Criminalizing abortion because a fetus is a potential sapient being would criminalize not impregnating that beautiful, fertile twenty-something walking down the street. Her egg is also a potential sapient being. Don't go there, you who would classify abortion as murder. Sapient beings have rights. Non-sapient beings and inanimate objects are property.
Children, though sapient, take a while to be able to give informed consent. Again, there is no magical age at which it happens, and some never become able. The best I can come up with is that when a child proclaims that (s)he wishes to be considered able to give consent, then I must respect those wishes. Until then, children are in a sort of limbo where they are not the property of their parents or guardians, but their parents or guardians are responsible for giving consent for them.

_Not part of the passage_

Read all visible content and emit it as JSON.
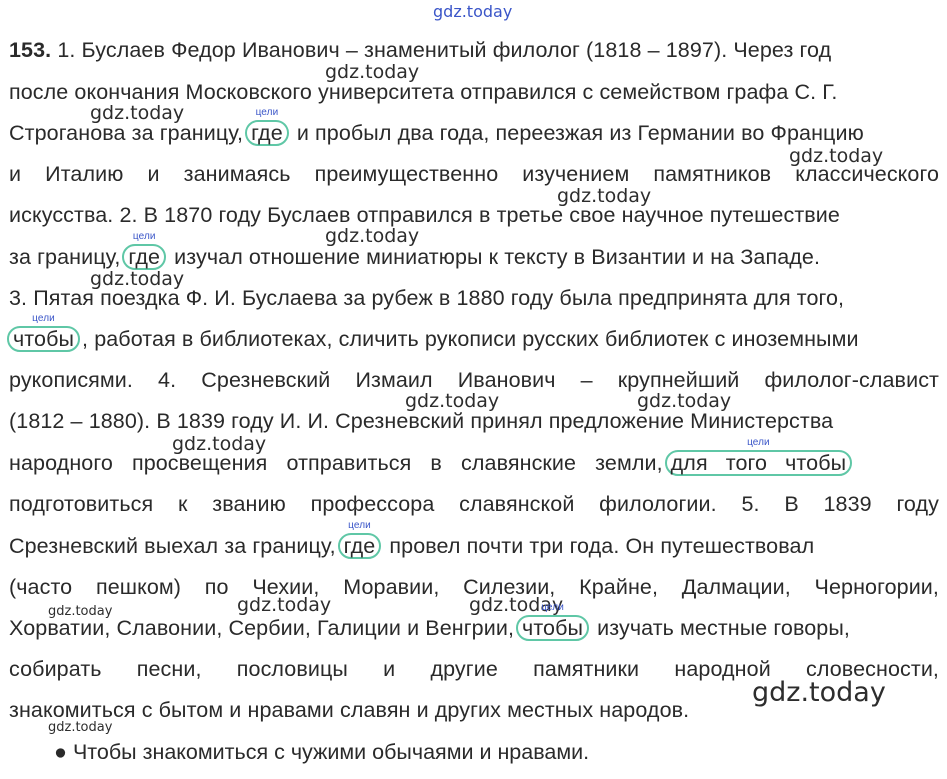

My beliefs, whether you agree or not, are at odds with lots of legal statutes. Taxes, licensing, registration, drugs, prostitution, gambling, weapons, prisons, all tied to criminal statutes that run roughshod over my so-called "rights". Violate any one of those statutes, and men with guns will hunt you down, kidnap (arrest) you, and lock you in a cage. If you turn down a plea bargain, a stacked jury of anybody but your peers will almost certainly find you guilty, and the judge will sentence you to an extended stay in a cage, for daring to claim innocence of one of those victimless so-called "crimes".
What to do? Obey the "law" when you must. But when unlikely to be caught: An it harm none, do what ye will.
And spread the gospel of true liberty far and wide until so many refuse to obey, until so few juries will convict, that victimless "crimes" become unenforceable.